You Got to Be Kidding!: The Cultural Arsonist’s Satirical Reading of The Bible
Dr. Joe Wenke
Trans Über LLC
Wenke bills Kidding as a “satirical reading” of the Bible. Yes, his language is snarky and irreverent, but as Anna Russell used to say in her famous take-offs on Wagner’s Ring cycle, “I’m not making this up, you know.” No matter how the fundamentalists want to praise the sanctity of a marriage between one man and one woman, which they claim is borne out by biblical injunction, Wenke points to Solomon’s 700 wives and 300 concubines, noting that while God resented their foreignness, He was cool with the numbers. Wenke takes the reader through Old and New Testaments, wittily and wisely, time after time drawing out the reaction (as in the cherry-picking possibilities of Leviticus and other books),”Oh, really?” Gisele Xtravaganza graces the cover.
Pickle in the Middle Murder: A Shay O’Hanlon Caper
A Renaissance Fair treat turns to murder, murder most foul, committed in a Porta privy. Worse yet, her lover, officer JT Bordeaux, is charged with the killing. The usual gang rallies round to find the real killer–friends Coop and Eddy, hounds Dawg and Bogey–but the atmosphere in Chandler’s third caper is darker and more intense. Corpse Russell Krasski was a child trafficker with an unsettling connection to JT, and while sleuthing, Shay finds evidence that questions JT’s fidelity. Mainstay Rocky drops a bombshell–he is to wed his love Tulip–but that knot is not tied in this installment. Now, with marriage available to all Minnesotans, what might we expect for volume four? Something tasty, no doubt, topped with a pickle–and relish.

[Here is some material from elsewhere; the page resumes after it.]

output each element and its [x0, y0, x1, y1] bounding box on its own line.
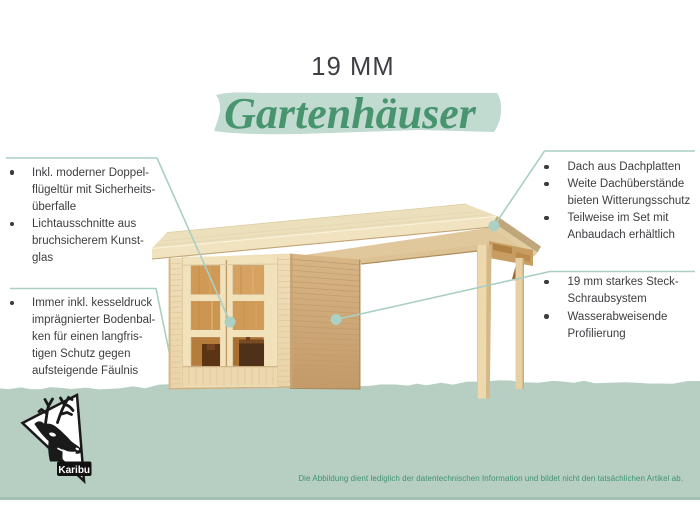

Martin Duberman Reader: The Essential Historical, Biographical, and Autobiographical Writings
The New Press
Duberman is the author of many books on many topics, from non-fiction (The Worlds of Lincoln Kirsten; Stonewall; About Time: Exploring the Gay Past) to fiction (Haymarket) and drama (Male Armor: Selected Plays, 1968-1974). The collection covers a lifetime of Duberman’s writings, well known for their historicity and attention to the individual experience, as exemplified here in “The Stonewall Riots.” All of these pieces have been previously published, yet the excerpts are strong enough to stand on their own and illuminate Duberman’s half a century of working for social change in many areas, times he has lived through and observed first hand. Whether you are familiar with or new to Duberman’s writing, this volume provides valuable, insightful reading and will point the way to further exploration.
A Horse Named Sorrow
San Francisco in the 1980s -1990s seems further removed in time than it is in literal years; closer to the massacre at Wounded Knee, one of the novel’s themes, than our present days. Narrator Seamus Blake, twenty-one, meets a newcomer to San Francisco and experiences a rush of hope. Handsome Jimmy Keane, fresh from Buffalo, New York, on his string-bedecked bicycle, may be the love and salvation that Seamus (or “Shame” as Jimmy aptly nicknames him) has been seeking. But like many thousands during that time, Jimmy falls ill and dies after making Seamus promise to “Take me home the way I came.” Seamus sets out on the bike with Jimmy’s ashes in a purple velvet bag on this lyrical odyssey of love and loss.